For the valerian plant, higher elevations in the Colorado Rocky Mountains are becoming much more co-ed due to climate change. (Dr. William Petry)
For the valerian plant, higher elevations in the Colorado Rocky Mountains are becoming much more co-ed due to climate change. (Dr. William Petry)
July 15, 2016

DENVER - Scientists at the Rocky Mountain Biological Laboratory near Crested Butte have documented sex-specific responses to climate change for the first time.
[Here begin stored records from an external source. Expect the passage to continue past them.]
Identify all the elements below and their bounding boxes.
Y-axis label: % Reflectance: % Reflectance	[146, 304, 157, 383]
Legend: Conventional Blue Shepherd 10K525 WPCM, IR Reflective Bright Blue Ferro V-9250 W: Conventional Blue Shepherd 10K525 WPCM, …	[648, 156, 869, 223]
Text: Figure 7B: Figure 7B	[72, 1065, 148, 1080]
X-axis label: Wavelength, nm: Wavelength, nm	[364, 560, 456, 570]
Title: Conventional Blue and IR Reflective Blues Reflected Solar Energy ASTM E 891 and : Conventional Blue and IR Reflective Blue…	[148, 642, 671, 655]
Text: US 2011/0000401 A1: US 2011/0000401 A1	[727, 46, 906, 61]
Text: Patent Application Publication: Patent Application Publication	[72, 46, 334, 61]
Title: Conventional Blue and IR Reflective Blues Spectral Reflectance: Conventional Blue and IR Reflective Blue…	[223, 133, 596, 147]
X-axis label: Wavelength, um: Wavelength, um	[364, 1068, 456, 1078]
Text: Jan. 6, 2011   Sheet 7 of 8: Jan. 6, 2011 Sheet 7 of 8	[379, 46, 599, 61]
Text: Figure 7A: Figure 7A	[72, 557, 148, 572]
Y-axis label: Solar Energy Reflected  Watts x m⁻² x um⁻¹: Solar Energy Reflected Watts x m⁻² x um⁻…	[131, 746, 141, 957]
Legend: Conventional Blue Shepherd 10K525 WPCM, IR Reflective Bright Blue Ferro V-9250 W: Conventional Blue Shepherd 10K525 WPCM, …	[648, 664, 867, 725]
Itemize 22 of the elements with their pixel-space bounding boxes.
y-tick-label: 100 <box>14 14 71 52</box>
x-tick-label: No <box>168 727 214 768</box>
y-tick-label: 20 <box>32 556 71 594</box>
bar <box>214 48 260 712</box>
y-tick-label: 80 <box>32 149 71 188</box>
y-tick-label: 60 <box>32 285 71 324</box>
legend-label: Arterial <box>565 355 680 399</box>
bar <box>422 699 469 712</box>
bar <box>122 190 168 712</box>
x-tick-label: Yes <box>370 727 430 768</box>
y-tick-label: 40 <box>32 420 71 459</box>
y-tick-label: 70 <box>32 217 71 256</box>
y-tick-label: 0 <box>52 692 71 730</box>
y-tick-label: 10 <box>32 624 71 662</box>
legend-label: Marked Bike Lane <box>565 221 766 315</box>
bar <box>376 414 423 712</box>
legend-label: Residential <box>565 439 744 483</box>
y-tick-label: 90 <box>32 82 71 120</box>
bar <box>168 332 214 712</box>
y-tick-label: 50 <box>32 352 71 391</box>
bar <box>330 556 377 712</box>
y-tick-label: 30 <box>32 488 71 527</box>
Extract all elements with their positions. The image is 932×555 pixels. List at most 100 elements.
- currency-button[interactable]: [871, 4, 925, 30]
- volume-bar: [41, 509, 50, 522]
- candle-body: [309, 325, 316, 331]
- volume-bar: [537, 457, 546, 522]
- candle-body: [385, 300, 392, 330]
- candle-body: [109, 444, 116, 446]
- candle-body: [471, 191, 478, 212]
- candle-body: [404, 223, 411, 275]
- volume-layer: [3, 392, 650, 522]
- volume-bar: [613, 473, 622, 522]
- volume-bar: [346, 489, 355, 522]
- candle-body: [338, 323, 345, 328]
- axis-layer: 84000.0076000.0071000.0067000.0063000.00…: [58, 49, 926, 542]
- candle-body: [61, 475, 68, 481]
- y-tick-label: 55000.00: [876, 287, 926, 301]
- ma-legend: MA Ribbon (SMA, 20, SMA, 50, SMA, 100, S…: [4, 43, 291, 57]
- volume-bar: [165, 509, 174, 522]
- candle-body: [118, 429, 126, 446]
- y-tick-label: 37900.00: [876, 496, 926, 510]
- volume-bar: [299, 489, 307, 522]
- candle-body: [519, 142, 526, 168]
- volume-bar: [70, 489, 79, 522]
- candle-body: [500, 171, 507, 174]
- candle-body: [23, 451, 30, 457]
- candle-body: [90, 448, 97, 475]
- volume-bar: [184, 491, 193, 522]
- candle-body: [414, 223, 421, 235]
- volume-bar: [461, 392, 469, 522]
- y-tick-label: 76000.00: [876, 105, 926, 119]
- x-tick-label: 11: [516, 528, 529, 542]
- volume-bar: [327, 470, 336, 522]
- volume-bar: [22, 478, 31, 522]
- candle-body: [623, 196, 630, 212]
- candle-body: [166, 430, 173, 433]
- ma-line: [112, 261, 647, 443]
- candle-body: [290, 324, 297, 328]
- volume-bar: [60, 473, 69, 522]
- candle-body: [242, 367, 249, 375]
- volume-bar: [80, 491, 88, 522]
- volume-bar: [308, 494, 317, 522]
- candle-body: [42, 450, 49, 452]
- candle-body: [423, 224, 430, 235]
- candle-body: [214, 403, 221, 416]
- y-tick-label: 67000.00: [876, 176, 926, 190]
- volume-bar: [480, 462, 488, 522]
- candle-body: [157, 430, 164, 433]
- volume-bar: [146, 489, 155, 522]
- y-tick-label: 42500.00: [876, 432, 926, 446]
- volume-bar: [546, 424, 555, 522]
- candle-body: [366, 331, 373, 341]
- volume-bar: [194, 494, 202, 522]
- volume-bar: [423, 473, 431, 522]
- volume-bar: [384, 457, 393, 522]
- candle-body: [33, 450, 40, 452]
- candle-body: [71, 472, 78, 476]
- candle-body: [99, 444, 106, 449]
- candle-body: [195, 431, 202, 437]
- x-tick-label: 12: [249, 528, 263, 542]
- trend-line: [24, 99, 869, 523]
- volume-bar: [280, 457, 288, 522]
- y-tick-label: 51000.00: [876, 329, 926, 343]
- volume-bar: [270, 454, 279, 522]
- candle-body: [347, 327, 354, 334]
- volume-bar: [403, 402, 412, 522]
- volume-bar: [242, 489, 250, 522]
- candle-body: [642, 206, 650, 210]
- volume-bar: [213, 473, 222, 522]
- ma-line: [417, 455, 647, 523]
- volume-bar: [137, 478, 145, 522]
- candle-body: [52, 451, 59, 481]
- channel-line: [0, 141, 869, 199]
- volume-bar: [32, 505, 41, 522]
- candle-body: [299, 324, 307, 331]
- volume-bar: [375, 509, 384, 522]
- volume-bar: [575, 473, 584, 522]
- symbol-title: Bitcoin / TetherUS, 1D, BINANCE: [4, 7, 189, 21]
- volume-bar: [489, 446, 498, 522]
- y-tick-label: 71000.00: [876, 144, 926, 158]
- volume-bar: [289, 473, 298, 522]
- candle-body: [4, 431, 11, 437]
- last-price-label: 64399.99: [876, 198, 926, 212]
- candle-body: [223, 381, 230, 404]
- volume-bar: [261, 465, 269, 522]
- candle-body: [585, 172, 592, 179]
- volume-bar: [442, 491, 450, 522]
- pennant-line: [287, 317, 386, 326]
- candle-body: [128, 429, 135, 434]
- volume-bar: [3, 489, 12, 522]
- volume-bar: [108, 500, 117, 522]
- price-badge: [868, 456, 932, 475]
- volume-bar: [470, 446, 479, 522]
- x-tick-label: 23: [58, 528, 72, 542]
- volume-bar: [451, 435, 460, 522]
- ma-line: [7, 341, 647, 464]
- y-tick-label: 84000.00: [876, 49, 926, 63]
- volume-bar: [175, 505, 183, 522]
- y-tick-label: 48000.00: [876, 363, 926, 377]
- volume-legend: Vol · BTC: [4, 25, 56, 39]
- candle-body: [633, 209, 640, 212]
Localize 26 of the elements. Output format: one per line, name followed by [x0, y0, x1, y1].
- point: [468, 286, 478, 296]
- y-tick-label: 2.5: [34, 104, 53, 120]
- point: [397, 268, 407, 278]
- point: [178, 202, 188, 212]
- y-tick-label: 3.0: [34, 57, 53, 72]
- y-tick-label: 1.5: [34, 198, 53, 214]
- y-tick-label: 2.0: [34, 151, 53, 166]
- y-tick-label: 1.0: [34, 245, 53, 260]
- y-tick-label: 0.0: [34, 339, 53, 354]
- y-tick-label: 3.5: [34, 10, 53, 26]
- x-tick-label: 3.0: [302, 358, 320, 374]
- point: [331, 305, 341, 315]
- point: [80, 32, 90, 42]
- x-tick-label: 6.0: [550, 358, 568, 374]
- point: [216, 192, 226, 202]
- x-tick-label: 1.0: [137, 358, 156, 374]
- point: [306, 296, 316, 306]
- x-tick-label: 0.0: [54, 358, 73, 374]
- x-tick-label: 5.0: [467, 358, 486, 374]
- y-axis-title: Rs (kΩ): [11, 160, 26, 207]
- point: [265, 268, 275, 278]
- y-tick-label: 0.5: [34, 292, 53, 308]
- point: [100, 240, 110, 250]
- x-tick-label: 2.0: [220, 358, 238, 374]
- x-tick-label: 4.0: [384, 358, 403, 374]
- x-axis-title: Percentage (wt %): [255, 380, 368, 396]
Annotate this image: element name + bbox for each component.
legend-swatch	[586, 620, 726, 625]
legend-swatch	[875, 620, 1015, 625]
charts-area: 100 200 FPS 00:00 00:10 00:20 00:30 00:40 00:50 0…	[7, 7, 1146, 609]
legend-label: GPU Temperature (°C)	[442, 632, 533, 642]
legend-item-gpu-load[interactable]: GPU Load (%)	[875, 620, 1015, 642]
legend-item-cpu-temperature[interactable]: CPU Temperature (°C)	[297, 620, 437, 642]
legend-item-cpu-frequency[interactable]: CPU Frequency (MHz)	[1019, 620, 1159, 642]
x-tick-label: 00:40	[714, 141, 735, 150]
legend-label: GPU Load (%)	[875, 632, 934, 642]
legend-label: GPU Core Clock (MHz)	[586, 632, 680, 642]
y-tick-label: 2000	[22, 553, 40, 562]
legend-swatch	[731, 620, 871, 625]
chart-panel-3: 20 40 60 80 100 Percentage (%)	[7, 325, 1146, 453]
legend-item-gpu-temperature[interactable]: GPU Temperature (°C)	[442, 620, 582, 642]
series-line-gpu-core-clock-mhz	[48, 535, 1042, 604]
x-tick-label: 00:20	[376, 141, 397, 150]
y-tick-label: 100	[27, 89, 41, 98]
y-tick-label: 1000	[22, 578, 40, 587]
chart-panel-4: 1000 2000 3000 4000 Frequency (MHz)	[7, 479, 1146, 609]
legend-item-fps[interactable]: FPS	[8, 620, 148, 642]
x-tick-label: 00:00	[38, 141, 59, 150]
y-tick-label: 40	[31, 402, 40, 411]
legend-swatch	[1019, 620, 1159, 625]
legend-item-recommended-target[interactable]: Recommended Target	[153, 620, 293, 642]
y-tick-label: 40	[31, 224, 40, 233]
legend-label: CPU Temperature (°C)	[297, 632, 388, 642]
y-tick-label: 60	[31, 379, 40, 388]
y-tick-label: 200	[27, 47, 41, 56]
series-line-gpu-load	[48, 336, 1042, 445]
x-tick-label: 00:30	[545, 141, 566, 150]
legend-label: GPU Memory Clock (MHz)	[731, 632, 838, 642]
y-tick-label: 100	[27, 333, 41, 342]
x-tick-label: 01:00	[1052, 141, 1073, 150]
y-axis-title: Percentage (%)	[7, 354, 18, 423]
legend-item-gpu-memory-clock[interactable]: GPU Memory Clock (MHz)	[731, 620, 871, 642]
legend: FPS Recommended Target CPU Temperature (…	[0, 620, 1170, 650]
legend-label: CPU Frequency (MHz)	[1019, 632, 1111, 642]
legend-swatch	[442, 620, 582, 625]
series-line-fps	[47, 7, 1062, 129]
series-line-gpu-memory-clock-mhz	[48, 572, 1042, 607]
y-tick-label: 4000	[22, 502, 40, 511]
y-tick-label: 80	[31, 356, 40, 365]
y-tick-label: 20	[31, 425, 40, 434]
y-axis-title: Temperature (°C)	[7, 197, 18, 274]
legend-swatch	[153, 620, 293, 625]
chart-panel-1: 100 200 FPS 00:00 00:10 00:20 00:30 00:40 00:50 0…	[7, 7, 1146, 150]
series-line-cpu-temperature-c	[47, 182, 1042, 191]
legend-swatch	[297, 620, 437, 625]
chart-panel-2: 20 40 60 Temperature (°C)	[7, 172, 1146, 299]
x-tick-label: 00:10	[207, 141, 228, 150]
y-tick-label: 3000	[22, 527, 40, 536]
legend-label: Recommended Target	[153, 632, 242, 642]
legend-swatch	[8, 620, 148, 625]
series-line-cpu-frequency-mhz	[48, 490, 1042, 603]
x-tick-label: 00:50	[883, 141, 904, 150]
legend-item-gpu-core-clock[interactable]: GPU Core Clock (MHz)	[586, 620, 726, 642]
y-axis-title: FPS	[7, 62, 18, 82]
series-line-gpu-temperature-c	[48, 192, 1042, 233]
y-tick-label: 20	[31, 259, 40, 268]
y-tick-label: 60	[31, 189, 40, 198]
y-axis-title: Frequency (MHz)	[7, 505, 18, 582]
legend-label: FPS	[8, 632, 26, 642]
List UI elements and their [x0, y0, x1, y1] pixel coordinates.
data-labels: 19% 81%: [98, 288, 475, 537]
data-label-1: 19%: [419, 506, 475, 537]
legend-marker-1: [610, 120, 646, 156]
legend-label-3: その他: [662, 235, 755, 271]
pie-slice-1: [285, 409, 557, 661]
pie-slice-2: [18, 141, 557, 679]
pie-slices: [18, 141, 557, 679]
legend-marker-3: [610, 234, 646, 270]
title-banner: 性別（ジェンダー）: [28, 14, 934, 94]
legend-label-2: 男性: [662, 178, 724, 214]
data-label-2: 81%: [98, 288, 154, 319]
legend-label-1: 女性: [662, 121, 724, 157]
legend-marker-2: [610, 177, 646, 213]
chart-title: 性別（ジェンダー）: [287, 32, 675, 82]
The study, published in the journal Science, shows changes in the valerian plant's growth patterns over 40 years of research.

Kailen Mooney, the report's co-author and a professor at the University of California Irvine, said a warming planet has already affected where the plant grows at different elevations.

"Just like in humans, where where males and females are different, in plants, males and females are different and they have responded to climate change differently," he said. "Specifically, what we found is that over the last 40 years, males have been increasing in abundance."

He explained male plants have traditionally grown at lower elevations, where it's hot and dry, and females grow higher up, in cooler, wetter areas. Mooney said warmer conditions have allowed more males to settle into female territory. Unlike most flowering plants, valerian, like asparagus, papaya, spinach, and aspen, can't self-fertilize.

Mooney noted that the report is the first of its kind to show how male and female plants respond differently to climate change. He said the research could help scientists get a better understanding of how humans and other animals might adapt to changing conditions.

"It's one of many, but yet another example, of the dramatic changes that are happening in response to climate change, in Colorado and in the world's ecosystems," he added.

Mooney's research was conducted at the Rocky Mountain Biological Laboratory near Crested Butte, where plant life has been studied since 1928. The lab was founded atop the abandoned mining town of Gothic, Colorado, and draws hundreds of scientists from around the world each summer, making the area's ecosystems some of the most intensively studied in the world.